Linda Andersen wrote -
Behind The Smile
What do you see when you look at me? A person or a disability? I know I live within this home, but my hopes and dreams are still my own. Although they're locked inside my head, it doesn't mean that they are dead. I'd like the same as any of you, I'm capable of choices too. Many people quietly say, it would be much kinder if they were locked away. Then we'd be safe as we walked the street and ensure that everything is neat. To them we say, "We have rights too. There, but for the Grace of God, go you." We will not go quietly into the night, but we'll stay and be counted, here in the light. We hope the message will sink home. Just treat us as you would your own and look beyond the disability, because there, behind the smile is me...(Rob Erskine)
I'm a stay at home Mom, caring for my 42 year old son, Jason, who started seizuring in 1971 and continues to seizure on a daily basis despite medications, brain surgery and VNS implant. As a family that struggles with the stress, frustrations and heartache of living with a loved one with uncontroled Epilepsy, I was happy to find CURE...Citizens United for Research in Epilepsy is a nonprofit organization dedicated to finding a cure for epilepsy by raising funds for research and by increasing awareness of the prevalence and devastation of this disease....www.cureepilepsy.org/home
I am hoping to raise AT LEAST $1971 for CURE. Epilepsy affects over 50 million people of all ages – more than multiple sclerosis, cerebral palsy, and Parkinson’s disease COMBINED. Almost 500 new cases of epilepsy are diagnosed every day in the U.S. alone. Epilepsy claims more lives each year than breast cancer. Despite all of this, funding for epilepsy research lags significantly behind other diseases.

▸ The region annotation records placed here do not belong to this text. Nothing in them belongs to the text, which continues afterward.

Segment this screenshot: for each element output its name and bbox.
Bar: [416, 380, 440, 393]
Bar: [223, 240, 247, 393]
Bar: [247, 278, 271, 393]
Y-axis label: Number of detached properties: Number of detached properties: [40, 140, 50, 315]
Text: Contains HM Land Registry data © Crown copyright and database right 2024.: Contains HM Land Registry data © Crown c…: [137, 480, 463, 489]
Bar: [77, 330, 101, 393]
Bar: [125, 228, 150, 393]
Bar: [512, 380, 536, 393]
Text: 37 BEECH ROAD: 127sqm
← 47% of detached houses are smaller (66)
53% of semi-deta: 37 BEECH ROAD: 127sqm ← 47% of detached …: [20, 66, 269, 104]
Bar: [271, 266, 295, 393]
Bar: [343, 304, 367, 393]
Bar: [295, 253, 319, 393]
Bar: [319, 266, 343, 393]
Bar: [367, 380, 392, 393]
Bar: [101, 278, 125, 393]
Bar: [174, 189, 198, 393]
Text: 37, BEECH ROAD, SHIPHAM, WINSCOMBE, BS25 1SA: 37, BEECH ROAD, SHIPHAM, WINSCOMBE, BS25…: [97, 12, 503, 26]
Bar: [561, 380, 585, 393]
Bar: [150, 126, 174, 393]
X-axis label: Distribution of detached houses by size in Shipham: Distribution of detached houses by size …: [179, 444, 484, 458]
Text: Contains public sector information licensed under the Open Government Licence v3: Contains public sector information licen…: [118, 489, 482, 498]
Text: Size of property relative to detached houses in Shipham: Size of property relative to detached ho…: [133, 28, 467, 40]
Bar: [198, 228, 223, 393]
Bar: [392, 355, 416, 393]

My son Jason, is never one to complain, about anything. In fact over the years one of the things he has often said to others is, "You can choose to be happy or sad. I choose happy". Wonderful, simple advice from someone who certainly has reason to complain, but just smiles, instead. So, if Jason can still smile and choose happy after 40 years of seizures, I certainly can step out of my comfort zone, take a deep breath and be an advocate and a fundraiser for research for those, who like my Jason, live with Epilepsy.
Please remember, " One Small Act of Kindness Can Send a Ripple Thru the Universe."